Sammelbuchung bei Ansparabschreibung ist nicht zulässig

(PresseBox) (Berlin, ) Wird im Rahmen der Bilanz zunächst in einer Sammelbuchung eine Ansparabschreibung eingestellt und erst auf Nachfrage des Finanzamts vom Betriebsinhaber die anzuschaffenden Wirtschaftsgüter konkretisiert, was das anzuschaffende Wirtschaftsgut in der Buchführung verfolgbar macht, reicht dies steuerlich nicht aus. Nach den gesetzlichen Vorschriften muss grundsätzlich für jedes Wirtschaftsgut, das voraussichtlich angeschafft oder hergestellt werden soll, eine gesonderte Rücklage gebildet werden. Deshalb sind bei mehreren künftigen Investitionen die einzelnen Rücklagen in der Buchführung getrennt zu behandeln. Sammelbuchungen für mehrere Wirtschaftsgüter sind daher in aller Regel ausgeschlossen.

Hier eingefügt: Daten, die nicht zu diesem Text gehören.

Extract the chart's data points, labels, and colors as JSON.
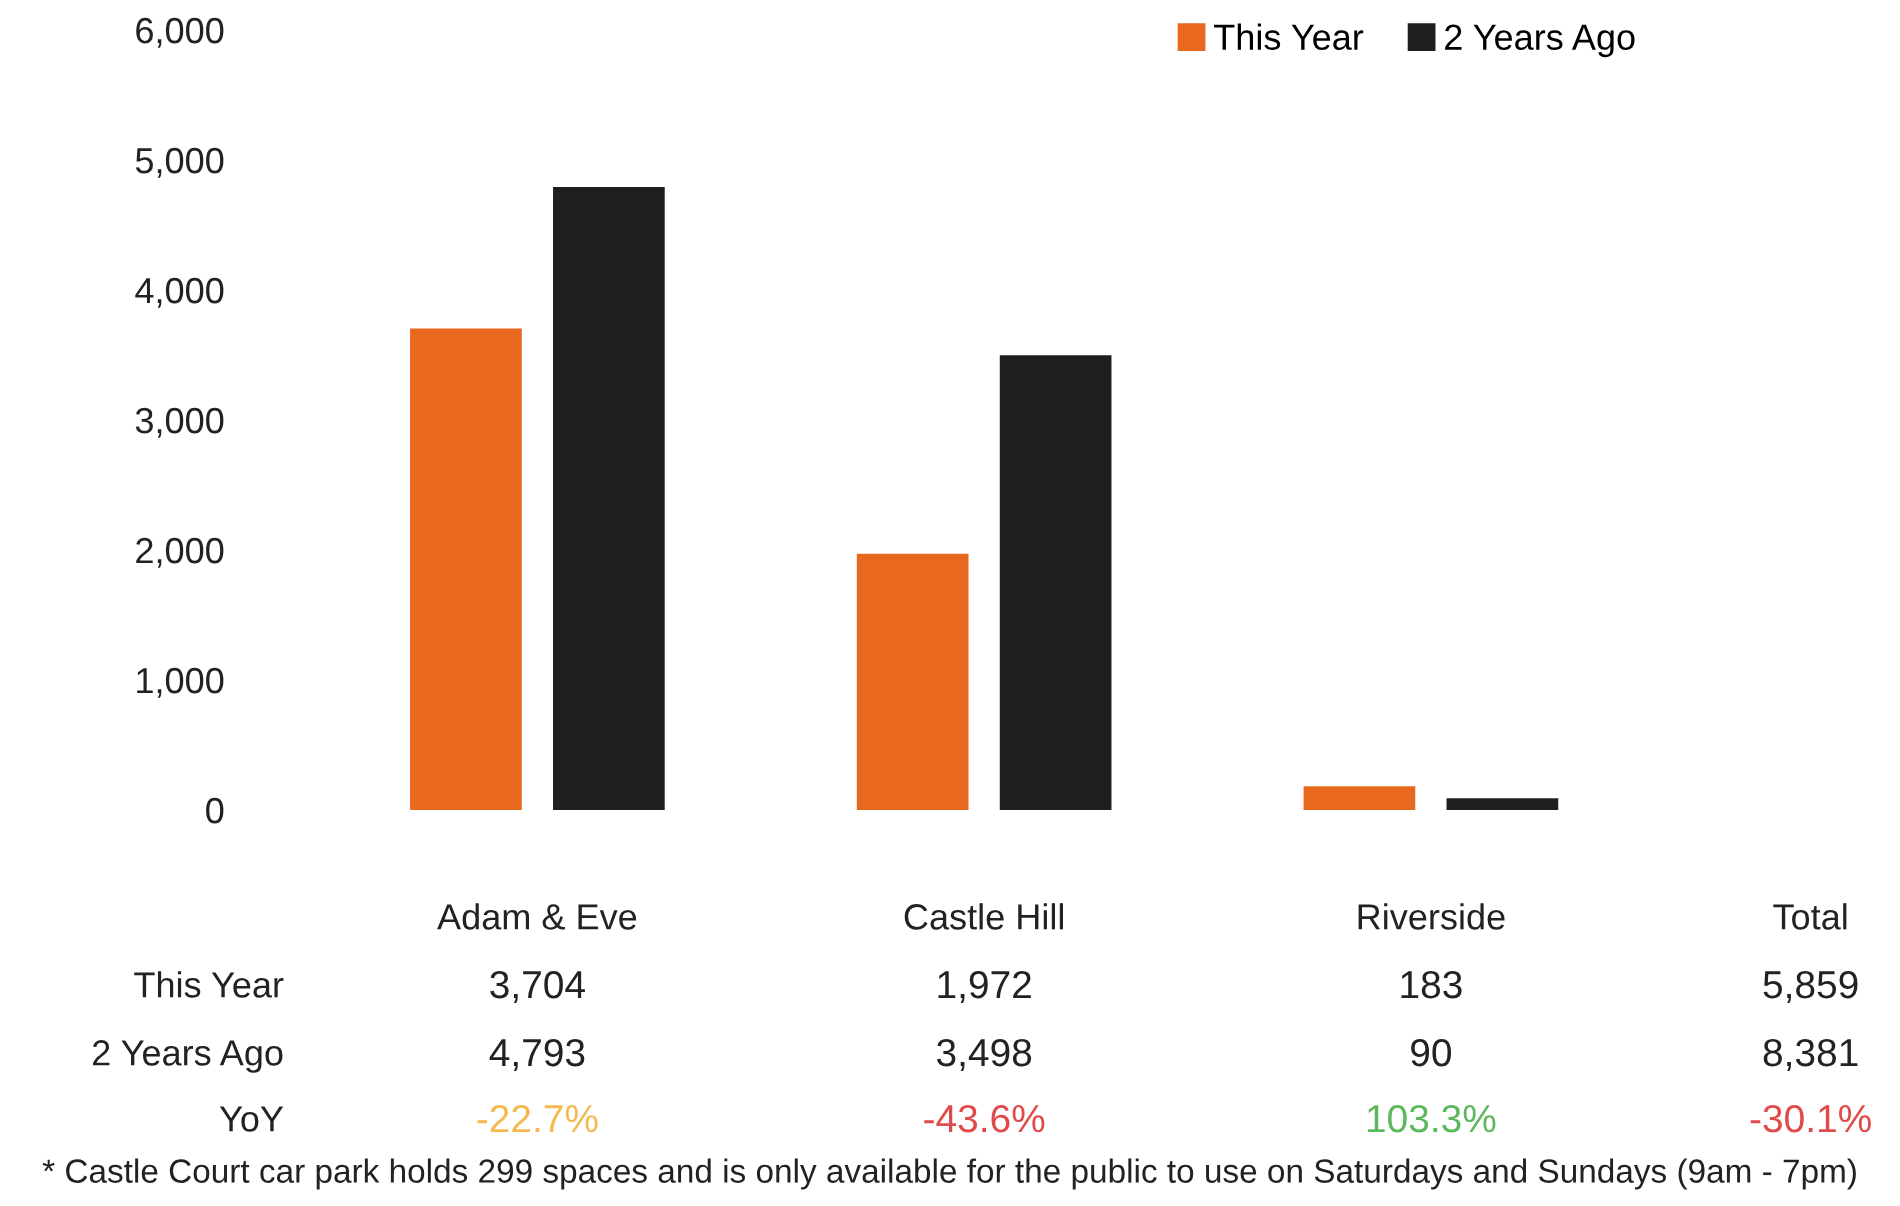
{
  "chart_data": {
    "type": "bar",
    "categories": [
      "Adam & Eve",
      "Castle Hill",
      "Riverside"
    ],
    "series": [
      {
        "name": "This Year",
        "color": "#e8681e",
        "values": [
          3704,
          1972,
          183
        ]
      },
      {
        "name": "2 Years Ago",
        "color": "#1f1f1f",
        "values": [
          4793,
          3498,
          90
        ]
      }
    ],
    "value_labels": [
      [
        "3,704",
        "1,972",
        "183"
      ],
      [
        "4,793",
        "3,498",
        "90"
      ]
    ],
    "ylim": [
      0,
      6000
    ],
    "yticks": [
      {
        "value": 0,
        "label": "0"
      },
      {
        "value": 1000,
        "label": "1,000"
      },
      {
        "value": 2000,
        "label": "2,000"
      },
      {
        "value": 3000,
        "label": "3,000"
      },
      {
        "value": 4000,
        "label": "4,000"
      },
      {
        "value": 5000,
        "label": "5,000"
      },
      {
        "value": 6000,
        "label": "6,000"
      }
    ],
    "grid": false,
    "legend": "top right",
    "annotations": [
      "Total",
      "5,859",
      "8,381",
      "YoY",
      "-22.7%",
      "-43.6%",
      "103.3%",
      "-30.1%",
      "* Castle Court car park holds 299 spaces and is only available for the public to use on Saturdays and Sundays (9am - 7pm)"
    ]
  }
}
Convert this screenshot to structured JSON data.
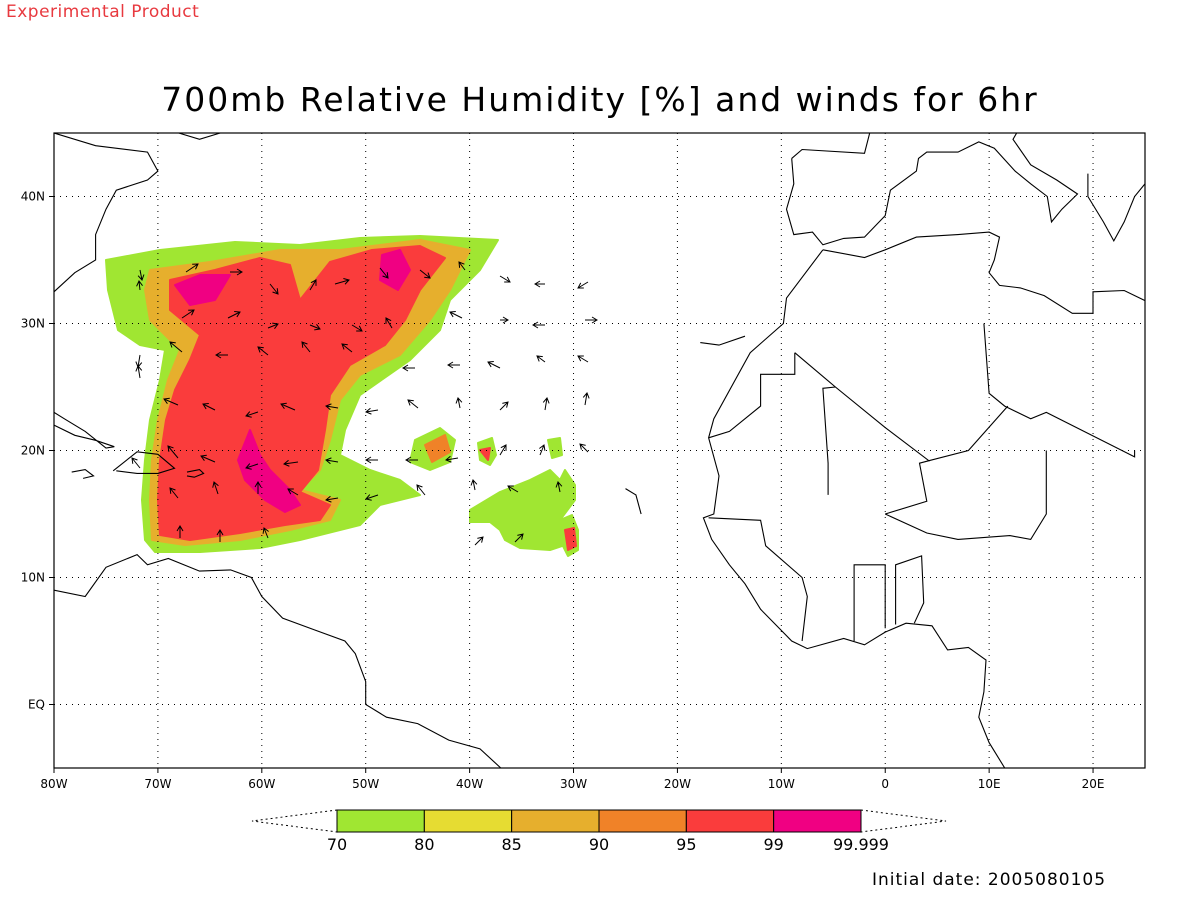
{
  "header": {
    "experimental_label": "Experimental Product"
  },
  "title": "700mb Relative Humidity [%] and winds for 6hr",
  "map": {
    "lon_range": [
      -80,
      25
    ],
    "lat_range": [
      -5,
      45
    ],
    "lon_ticks": [
      {
        "lon": -80,
        "label": "80W"
      },
      {
        "lon": -70,
        "label": "70W"
      },
      {
        "lon": -60,
        "label": "60W"
      },
      {
        "lon": -50,
        "label": "50W"
      },
      {
        "lon": -40,
        "label": "40W"
      },
      {
        "lon": -30,
        "label": "30W"
      },
      {
        "lon": -20,
        "label": "20W"
      },
      {
        "lon": -10,
        "label": "10W"
      },
      {
        "lon": 0,
        "label": "0"
      },
      {
        "lon": 10,
        "label": "10E"
      },
      {
        "lon": 20,
        "label": "20E"
      }
    ],
    "lat_ticks": [
      {
        "lat": 40,
        "label": "40N"
      },
      {
        "lat": 30,
        "label": "30N"
      },
      {
        "lat": 20,
        "label": "20N"
      },
      {
        "lat": 10,
        "label": "10N"
      },
      {
        "lat": 0,
        "label": "EQ"
      }
    ],
    "grid": true,
    "grid_style": "dotted"
  },
  "colorbar": {
    "labels": [
      "70",
      "80",
      "85",
      "90",
      "95",
      "99",
      "99.999"
    ],
    "colors": [
      "#a0e632",
      "#e6dc32",
      "#e6af2d",
      "#f08228",
      "#fa3c3c",
      "#f00082"
    ],
    "ends": "open-triangles"
  },
  "footer": {
    "initial_date": "Initial date: 2005080105"
  }
}
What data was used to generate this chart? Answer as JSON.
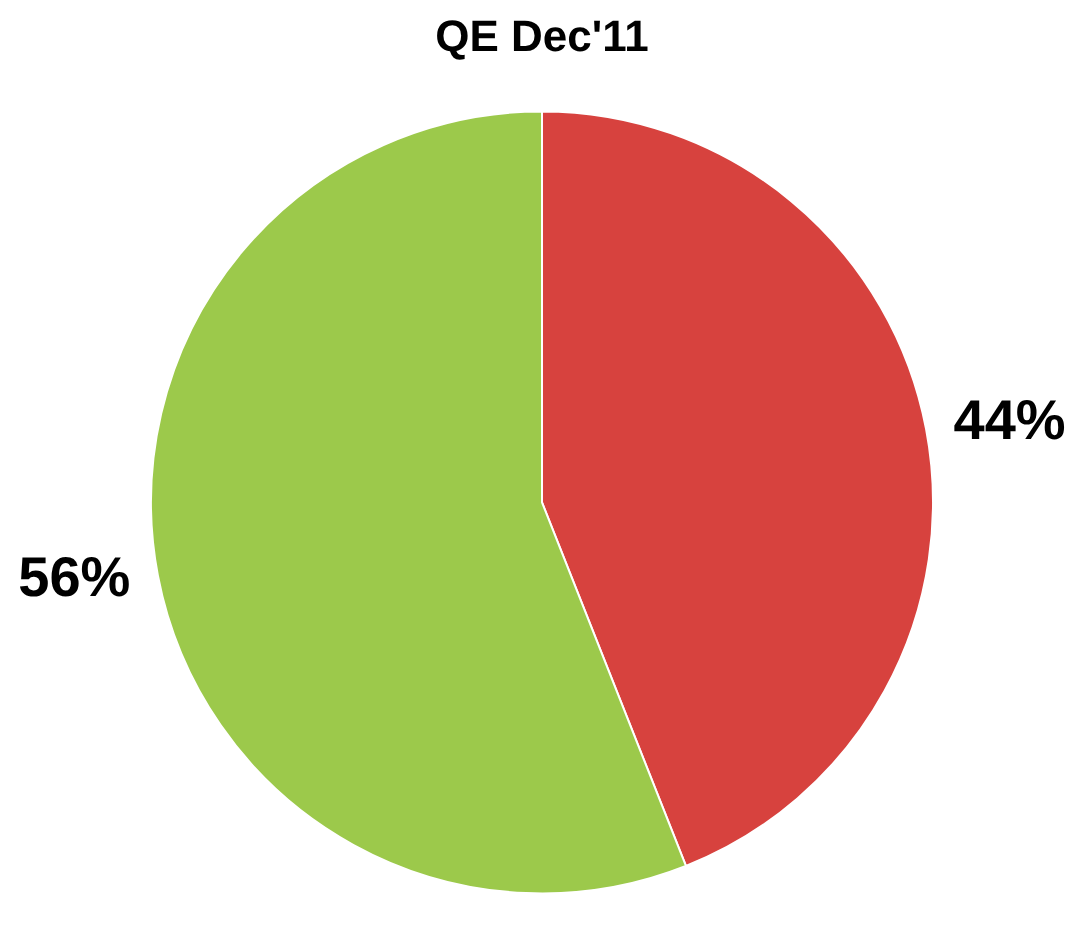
{
  "chart_data": {
    "type": "pie",
    "title": "QE Dec'11",
    "categories": [
      null,
      null
    ],
    "values": [
      44,
      56
    ],
    "colors": [
      "#d7423e",
      "#9cc94b"
    ],
    "value_labels": [
      "44%",
      "56%"
    ],
    "legend": false
  }
}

Eine Sammelbuchung kann ausnahmsweise dann genügen, wenn die Anschaffung mehrerer vollkommen gleichartiger Wirtschaftsgüter geplant ist und aufgrund eines zusammen mit dem Jahresabschluss gefertigten Eigenbelegs eine exakte Zuordnung der Rücklage zu den einzelnen Wirtschaftsgütern möglich ist. Das Urteil betrifft zwar die Rechtslage vor 2008, hat aber für den neuen Investitionsabzug insoweit Bedeutung, weil auch hier grundsätzlich für jedes Wirtschaftsgut ein eigener Investitionsabzugsbetrag zu bilden ist.